Step 4: Building Model

Once the libraries are imported successfully, define the model variable and initialize it by calling the ChatOpenAI() method. Use the model argument with the type of model that can handle the number of tokens required to perform the logic validation for the custom input schema:

model = ChatOpenAI(model="gpt-3.5-turbo-16k")

The “gpt-3.5-turbo-16k” is the OpenAI model that offers 16,385 tokens with training data up to the September of the year 2021:

Step 5: Customize Input Schema

Import the dependency using the “tldextarct” installed in the first step of this guide to extract the answers to the questions related to the domains and subdomains. The following code configures the custom input schema that tells the agent which actions to perform and the tools it can use to answer the question:

import tldextract

_APPROVED_DOMAINS = {
    "langchain",
    "wikimedia",
}

class ToolInputSchema(BaseModel):
    url: str = Field(...)

    @root_validator
    def validate_query(cls, values: Dict[str, Any]) -> Dict:
        url = values["url"]
        domain = tldextract.extract(url).domain
        if domain not in _APPROVED_DOMAINS:
            raise ValueError(
                f"Domain {domain} is not on the approved list:"
                f" {sorted(_APPROVED_DOMAINS)}"
            )
        return values

tool = RequestsGetTool(
    args_schema=ToolInputSchema, requests_wrapper=TextRequestsWrapper()
)

The above code builds the list of approved domains that can be used by the model to answer questions. The approved domain list contains only two domains which are langchain and wikimedia and no other domains are accepted by the model. If any questions are asked related to other domains it will simply result in an error and the model only generates results related to the approved domains. At the end it also builds the tools for extracting information from the domains and building the agent for the agent:

Step 6: Building the Agent

Once the input schema and the tools are configured, use them to build the agents by calling the initialize_agent() method with the components as the arguments. The argument list contains the tool, model, agent, handle-parsing-errors, and verbose to integrate all the components with the agent:

agent = initialize_agent(
    [tool], model, agent=AgentType.ZERO_SHOT_REACT_DESCRIPTION, handle_parsing_errors=True, verbose=False
)

Step 7: Testing the Agent From Approved Domains

Now, define the answer variable with the input question as the argument of the call() function to run the agent:

answer = agent.run("What's the main title on wikimedia.org")
print(answer)

Running the agent has extracted the answer that is the main title on the wikimedia.org domain as displayed in the following screenshot:

Step 8: Testing the Agent With the Non-Approved Domains

Test the agent by asking the question related to the domain which is not approved by the input schema:

agent.run("What's the main title on google.com")

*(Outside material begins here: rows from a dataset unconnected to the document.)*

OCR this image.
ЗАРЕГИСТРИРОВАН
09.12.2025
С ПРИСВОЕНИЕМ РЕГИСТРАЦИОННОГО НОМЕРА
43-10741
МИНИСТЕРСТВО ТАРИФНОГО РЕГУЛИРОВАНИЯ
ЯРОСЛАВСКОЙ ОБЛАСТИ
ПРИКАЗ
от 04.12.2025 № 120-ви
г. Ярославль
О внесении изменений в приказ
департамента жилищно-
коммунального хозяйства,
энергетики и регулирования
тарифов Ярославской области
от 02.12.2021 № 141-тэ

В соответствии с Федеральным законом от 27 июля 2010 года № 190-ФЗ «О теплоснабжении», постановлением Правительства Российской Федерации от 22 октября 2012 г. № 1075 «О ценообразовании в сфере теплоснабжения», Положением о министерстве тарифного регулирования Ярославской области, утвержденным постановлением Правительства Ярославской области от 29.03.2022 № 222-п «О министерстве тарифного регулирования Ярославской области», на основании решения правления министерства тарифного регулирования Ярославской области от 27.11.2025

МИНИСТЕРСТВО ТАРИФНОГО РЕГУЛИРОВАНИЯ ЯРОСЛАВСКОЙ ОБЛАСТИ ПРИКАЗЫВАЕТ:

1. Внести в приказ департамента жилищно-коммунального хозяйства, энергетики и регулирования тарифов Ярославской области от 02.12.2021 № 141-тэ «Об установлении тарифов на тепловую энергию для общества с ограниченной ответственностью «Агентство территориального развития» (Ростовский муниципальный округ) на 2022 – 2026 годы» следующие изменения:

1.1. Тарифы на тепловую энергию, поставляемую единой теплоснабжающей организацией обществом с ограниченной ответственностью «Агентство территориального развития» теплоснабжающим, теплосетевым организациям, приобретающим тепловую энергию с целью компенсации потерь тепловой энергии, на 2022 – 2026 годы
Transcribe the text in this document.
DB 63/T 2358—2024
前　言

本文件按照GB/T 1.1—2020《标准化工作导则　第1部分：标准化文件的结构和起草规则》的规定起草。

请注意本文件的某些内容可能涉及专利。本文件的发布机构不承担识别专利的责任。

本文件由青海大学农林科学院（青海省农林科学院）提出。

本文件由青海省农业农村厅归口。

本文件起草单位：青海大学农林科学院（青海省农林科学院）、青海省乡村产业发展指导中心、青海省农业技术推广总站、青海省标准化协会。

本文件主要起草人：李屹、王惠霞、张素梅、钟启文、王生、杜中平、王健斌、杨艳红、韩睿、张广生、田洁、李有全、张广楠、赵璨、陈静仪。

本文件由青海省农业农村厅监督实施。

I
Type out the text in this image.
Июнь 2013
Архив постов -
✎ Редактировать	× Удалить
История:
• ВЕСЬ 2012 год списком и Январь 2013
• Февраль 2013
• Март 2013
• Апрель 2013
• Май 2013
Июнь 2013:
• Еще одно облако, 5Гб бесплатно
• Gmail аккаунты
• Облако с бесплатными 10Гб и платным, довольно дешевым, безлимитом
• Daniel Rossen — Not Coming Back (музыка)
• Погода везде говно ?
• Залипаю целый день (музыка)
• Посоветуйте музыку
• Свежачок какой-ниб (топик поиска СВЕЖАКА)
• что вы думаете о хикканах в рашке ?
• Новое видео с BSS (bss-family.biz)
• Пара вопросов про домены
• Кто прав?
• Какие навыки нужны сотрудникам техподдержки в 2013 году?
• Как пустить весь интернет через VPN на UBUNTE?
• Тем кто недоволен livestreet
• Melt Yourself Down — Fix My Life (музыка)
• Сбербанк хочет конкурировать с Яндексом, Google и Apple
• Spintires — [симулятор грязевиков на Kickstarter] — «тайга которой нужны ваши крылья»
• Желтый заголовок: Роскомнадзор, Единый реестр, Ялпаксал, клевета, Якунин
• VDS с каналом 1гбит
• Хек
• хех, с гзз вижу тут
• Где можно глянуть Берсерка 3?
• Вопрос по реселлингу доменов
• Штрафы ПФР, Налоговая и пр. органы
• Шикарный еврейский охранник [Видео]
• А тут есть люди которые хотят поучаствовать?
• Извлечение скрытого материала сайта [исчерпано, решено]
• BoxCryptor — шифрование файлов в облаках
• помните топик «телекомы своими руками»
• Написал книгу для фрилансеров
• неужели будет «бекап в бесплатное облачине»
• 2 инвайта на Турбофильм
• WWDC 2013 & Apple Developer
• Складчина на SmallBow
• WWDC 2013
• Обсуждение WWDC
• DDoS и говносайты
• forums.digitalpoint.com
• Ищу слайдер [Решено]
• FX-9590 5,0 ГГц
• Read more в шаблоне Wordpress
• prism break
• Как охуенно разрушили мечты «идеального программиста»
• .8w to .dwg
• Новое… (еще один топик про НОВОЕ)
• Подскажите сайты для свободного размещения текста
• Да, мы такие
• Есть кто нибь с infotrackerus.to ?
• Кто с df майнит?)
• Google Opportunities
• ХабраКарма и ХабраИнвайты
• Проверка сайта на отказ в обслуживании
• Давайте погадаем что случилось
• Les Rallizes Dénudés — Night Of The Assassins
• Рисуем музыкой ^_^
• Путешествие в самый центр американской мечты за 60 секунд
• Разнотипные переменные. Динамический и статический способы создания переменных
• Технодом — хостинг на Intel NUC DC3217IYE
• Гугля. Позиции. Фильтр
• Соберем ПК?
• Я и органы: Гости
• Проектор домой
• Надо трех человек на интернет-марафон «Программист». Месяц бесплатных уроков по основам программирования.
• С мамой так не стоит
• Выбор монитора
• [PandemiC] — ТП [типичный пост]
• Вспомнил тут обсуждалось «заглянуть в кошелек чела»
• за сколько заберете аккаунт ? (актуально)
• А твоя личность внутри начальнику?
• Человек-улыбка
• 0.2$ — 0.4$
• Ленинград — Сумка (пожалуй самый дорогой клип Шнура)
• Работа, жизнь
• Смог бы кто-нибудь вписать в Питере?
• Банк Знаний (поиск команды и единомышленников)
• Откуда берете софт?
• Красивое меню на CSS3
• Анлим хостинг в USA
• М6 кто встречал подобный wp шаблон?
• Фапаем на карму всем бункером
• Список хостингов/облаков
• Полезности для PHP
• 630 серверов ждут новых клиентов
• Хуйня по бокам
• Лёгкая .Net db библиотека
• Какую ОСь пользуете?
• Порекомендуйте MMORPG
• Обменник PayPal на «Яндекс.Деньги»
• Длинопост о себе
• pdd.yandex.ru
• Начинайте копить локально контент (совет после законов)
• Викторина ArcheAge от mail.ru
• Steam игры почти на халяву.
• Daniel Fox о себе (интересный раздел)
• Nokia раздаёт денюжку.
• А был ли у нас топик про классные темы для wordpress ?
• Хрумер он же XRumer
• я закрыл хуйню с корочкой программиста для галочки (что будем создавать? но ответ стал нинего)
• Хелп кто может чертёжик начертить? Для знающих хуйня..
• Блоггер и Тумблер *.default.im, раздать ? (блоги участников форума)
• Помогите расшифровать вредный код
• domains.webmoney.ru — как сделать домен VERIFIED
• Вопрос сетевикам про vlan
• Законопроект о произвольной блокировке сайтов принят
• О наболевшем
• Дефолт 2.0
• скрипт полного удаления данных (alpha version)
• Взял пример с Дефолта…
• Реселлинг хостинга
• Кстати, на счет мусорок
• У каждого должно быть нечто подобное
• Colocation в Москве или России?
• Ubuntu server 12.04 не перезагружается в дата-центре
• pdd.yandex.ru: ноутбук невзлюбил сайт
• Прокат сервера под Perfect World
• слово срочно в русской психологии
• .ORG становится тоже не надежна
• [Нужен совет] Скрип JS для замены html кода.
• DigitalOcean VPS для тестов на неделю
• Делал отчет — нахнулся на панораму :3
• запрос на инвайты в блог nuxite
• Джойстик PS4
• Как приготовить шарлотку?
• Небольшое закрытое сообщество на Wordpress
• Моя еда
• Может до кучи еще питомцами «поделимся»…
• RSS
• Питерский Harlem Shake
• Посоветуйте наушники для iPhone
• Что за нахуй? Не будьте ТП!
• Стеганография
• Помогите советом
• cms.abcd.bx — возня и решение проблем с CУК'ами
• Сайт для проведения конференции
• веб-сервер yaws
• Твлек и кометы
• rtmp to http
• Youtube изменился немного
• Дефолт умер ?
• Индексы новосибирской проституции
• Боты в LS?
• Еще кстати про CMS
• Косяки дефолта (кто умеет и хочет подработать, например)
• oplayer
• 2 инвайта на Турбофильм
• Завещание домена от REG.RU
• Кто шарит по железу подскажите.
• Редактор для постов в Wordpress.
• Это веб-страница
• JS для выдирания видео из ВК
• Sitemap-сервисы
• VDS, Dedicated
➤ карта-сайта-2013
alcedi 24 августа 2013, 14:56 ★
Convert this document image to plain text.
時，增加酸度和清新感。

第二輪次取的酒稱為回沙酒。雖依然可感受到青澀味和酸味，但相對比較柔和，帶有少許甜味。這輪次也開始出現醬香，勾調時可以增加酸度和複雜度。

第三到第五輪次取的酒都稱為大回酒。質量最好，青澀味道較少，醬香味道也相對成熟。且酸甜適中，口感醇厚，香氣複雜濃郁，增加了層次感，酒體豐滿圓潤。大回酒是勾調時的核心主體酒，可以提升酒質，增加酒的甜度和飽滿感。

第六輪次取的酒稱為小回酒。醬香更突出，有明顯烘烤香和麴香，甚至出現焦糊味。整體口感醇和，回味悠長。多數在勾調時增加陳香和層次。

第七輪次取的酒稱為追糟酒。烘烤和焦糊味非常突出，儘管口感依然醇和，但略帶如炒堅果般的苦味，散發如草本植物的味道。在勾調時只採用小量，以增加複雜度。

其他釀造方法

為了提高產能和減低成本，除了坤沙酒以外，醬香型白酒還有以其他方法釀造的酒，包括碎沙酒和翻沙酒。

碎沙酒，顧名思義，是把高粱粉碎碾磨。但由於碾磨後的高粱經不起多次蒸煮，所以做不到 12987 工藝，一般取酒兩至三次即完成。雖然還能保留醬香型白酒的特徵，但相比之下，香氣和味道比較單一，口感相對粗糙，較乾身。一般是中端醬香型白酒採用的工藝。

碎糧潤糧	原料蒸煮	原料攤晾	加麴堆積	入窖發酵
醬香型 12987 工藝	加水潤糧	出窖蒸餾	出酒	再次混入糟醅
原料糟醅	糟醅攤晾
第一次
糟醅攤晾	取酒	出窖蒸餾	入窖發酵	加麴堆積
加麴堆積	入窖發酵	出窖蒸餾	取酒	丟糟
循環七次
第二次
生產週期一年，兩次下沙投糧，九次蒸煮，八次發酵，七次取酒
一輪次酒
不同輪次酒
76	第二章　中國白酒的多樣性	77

Running the above code will result in an error as google.com is not available in the approved list and the logic validation has been used with the input schema:

That’s all about how to specify a custom input schema with validation logic in LangChain.

Conclusion

To specify the custom input schema with the validation logic in LangChain, install modules like tldextract, OpenAI, and LangChain. These modules contain the dependencies for configuring the input schema and building the language model using the ChatOpenAI() method. After that, integrate the validation logic with the approved domain list to get data from the top-level domains using the tldextract library.

The tools for building the agent are also configured to perform all the tasks to get the output asked by the user by running the agent. The agent validates the logic from the input schema before getting the answer from the domains referred by the user. If the question is related to the approved domains list, the agent will generate the output, and everything else will result in errors. This guide has given a demonstration of how to specify custom input schema with validation logic in LangChain.